In the rule-based ML approach, a lot of time is needed for data processing. For example, the seller’s product page may have dimensions listed as “3500mm”, “350cm” or “3.5m”. These all need to be standardised before they can be processed. The same needs to be done for all other industry jargon such as “regularised”, “planed”, “DAR”. This takes a lot of time and is prone to error. What if a seller accidentally uses the American version of the word “regularized”?

One of the key advantages of GenAI is that it can handle the data preprocessing for us. We no longer need to manually standardise terminology and format it. The GenAI model can recognise and standardise the terms automatically. This saves significant time and effort before we even get started training a model.

Fine-Tuning the GenAI Model

Out of the box, the GenAI model can do a pretty good job at identifying products due to the nature of it being trained on a diverse set of data. However, for the best results, we want to fine-tune the model on data that we have manually verified.

Compared to the traditional ML approach where we would need a vast set of data to train a model from scratch, which is both expensive and time-consuming, we can fine-tune a pre-trained model such as GPT-4. Fine-tuning involves adjusting the model's parameters using a smaller, domain-specific dataset to improve its performance on our specific matching problem. This allows the model to develop a deeper understanding of industry-specific jargon and the contextual nuances required for accurate product comparison.

Validation

To ensure the accuracy of the data that is being produced by the model, a validation step is essential. Feedback from this step is used to further fine-tune the model and improve its performance.
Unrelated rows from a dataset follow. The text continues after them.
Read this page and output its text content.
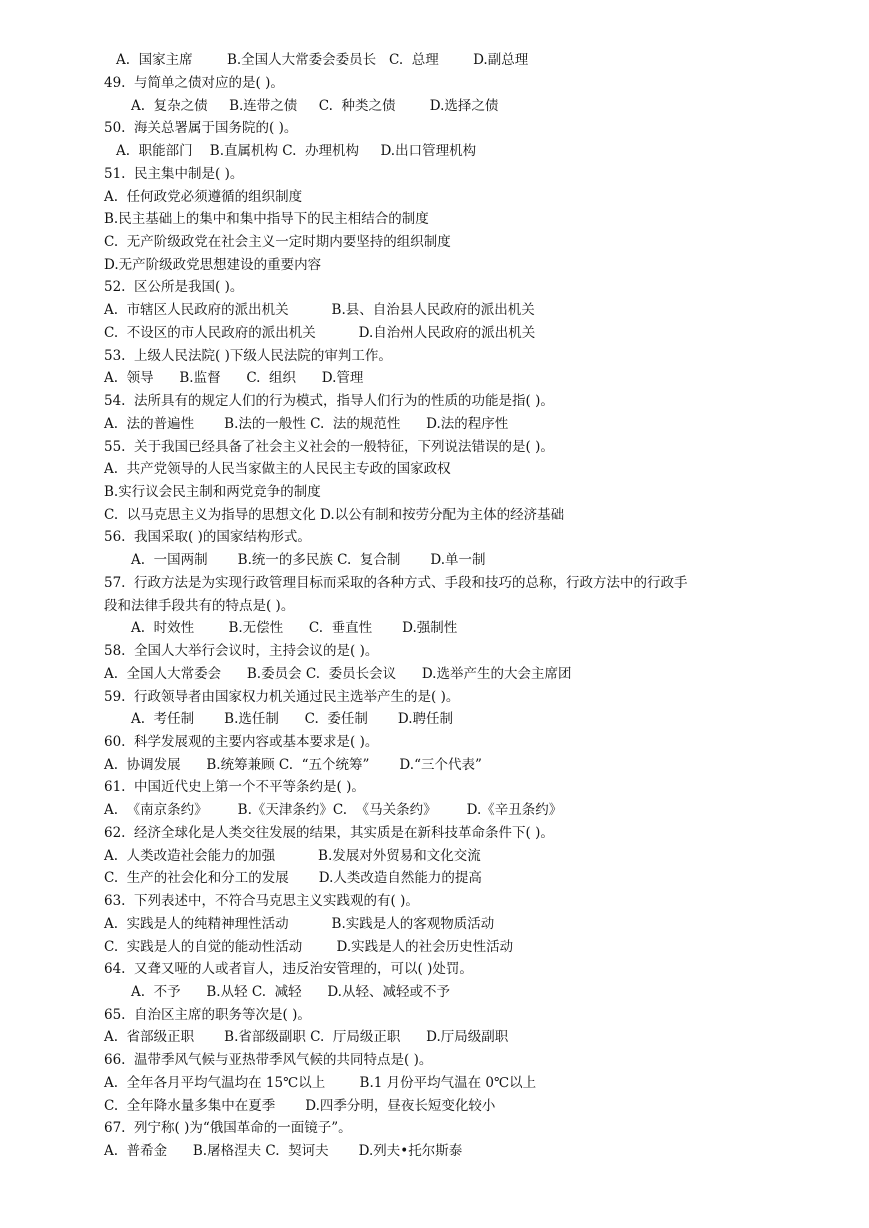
A.  国家主席        B.全国人大常委会委员长   C.  总理        D.副总理
49.  与简单之债对应的是( )。
A.  复杂之债     B.连带之债     C.  种类之债        D.选择之债
50.  海关总署属于国务院的( )。
A.  职能部门    B.直属机构 C.  办理机构     D.出口管理机构
51.  民主集中制是( )。
A.  任何政党必须遵循的组织制度
B.民主基础上的集中和集中指导下的民主相结合的制度
C.  无产阶级政党在社会主义一定时期内要坚持的组织制度
D.无产阶级政党思想建设的重要内容
52.  区公所是我国( )。
A.  市辖区人民政府的派出机关          B.县、自治县人民政府的派出机关
C.  不设区的市人民政府的派出机关          D.自治州人民政府的派出机关
53.  上级人民法院( )下级人民法院的审判工作。
A.  领导      B.监督      C.  组织      D.管理
54.  法所具有的规定人们的行为模式，指导人们行为的性质的功能是指( )。
A.  法的普遍性       B.法的一般性 C.  法的规范性      D.法的程序性
55.  关于我国已经具备了社会主义社会的一般特征，下列说法错误的是( )。
A.  共产党领导的人民当家做主的人民民主专政的国家政权
B.实行议会民主制和两党竞争的制度
C.  以马克思主义为指导的思想文化 D.以公有制和按劳分配为主体的经济基础
56.  我国采取( )的国家结构形式。
A.  一国两制       B.统一的多民族 C.  复合制       D.单一制
57.  行政方法是为实现行政管理目标而采取的各种方式、手段和技巧的总称，行政方法中的行政手
段和法律手段共有的特点是( )。
A.  时效性        B.无偿性      C.  垂直性       D.强制性
58.  全国人大举行会议时，主持会议的是( )。
A.  全国人大常委会      B.委员会 C.  委员长会议      D.选举产生的大会主席团
59.  行政领导者由国家权力机关通过民主选举产生的是( )。
A.  考任制       B.选任制      C.  委任制       D.聘任制
60.  科学发展观的主要内容或基本要求是( )。
A.  协调发展      B.统筹兼顾 C.  “五个统筹”       D.“三个代表”
61.  中国近代史上第一个不平等条约是( )。
A.  《南京条约》       B.《天津条约》C.  《马关条约》       D.《辛丑条约》
62.  经济全球化是人类交往发展的结果，其实质是在新科技革命条件下( )。
A.  人类改造社会能力的加强          B.发展对外贸易和文化交流
C.  生产的社会化和分工的发展       D.人类改造自然能力的提高
63.  下列表述中，不符合马克思主义实践观的有( )。
A.  实践是人的纯精神理性活动          B.实践是人的客观物质活动
C.  实践是人的自觉的能动性活动        D.实践是人的社会历史性活动
64.  又聋又哑的人或者盲人，违反治安管理的，可以( )处罚。
A.  不予      B.从轻 C.  减轻      D.从轻、减轻或不予
65.  自治区主席的职务等次是( )。
A.  省部级正职       B.省部级副职 C.  厅局级正职      D.厅局级副职
66.  温带季风气候与亚热带季风气候的共同特点是( )。
A.  全年各月平均气温均在 15℃以上        B.1 月份平均气温在 0℃以上
C.  全年降水量多集中在夏季       D.四季分明，昼夜长短变化较小
67.  列宁称( )为“俄国革命的一面镜子”。
A.  普希金      B.屠格涅夫 C.  契诃夫       D.列夫•托尔斯泰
Compared to the rule-based ML approach, the validation process for GenAI models often yields more accurate results earlier in the training process. Rule-based systems require extensive handcrafting of rules and continuous updates to accommodate new product descriptions and terminologies. In contrast, GenAI models leverage their ability to understand context and language, resulting in more accurate initial matches. This reduces the time and cost associated with training and maintaining the model, as fewer iterations are needed to achieve high accuracy.

Key Advantages of Using GenAI for Product Comparison:

Scalability - GenAI can handle vast amounts of data with minimal human intervention, making it scalable across different product categories and suppliers.
Accuracy - The contextual understanding of GenAI leads to more accurate product matches, reducing the need for extensive manual verification.
Adaptability - GenAI models can quickly adapt to new terminology, product descriptions, and industry standards, unlike rigid rule-based systems.
Efficiency - Automation of the product comparison process frees up valuable time for professionals, allowing them to focus on more critical tasks.
Reduced Training Time and Cost - The ability to fine-tune pre-trained models significantly reduces the time and cost associated with training, compared to developing rule-based systems from scratch.
Continuous Improvement - An ongoing validation process ensures the model remains accurate and reliable, continuously learning and improving from new data and expert feedback.

Conclusion

Generative AI (GenAI) is a game-changer for solving the tricky problem of comparing products in the building materials industry. With GenAI, we can make the process of matching products from different suppliers much more accurate, efficient, and scalable. Thanks to its advanced capabilities, GenAI not only handles the heavy lifting of data processing but also keeps getting better with continuous validation and feedback.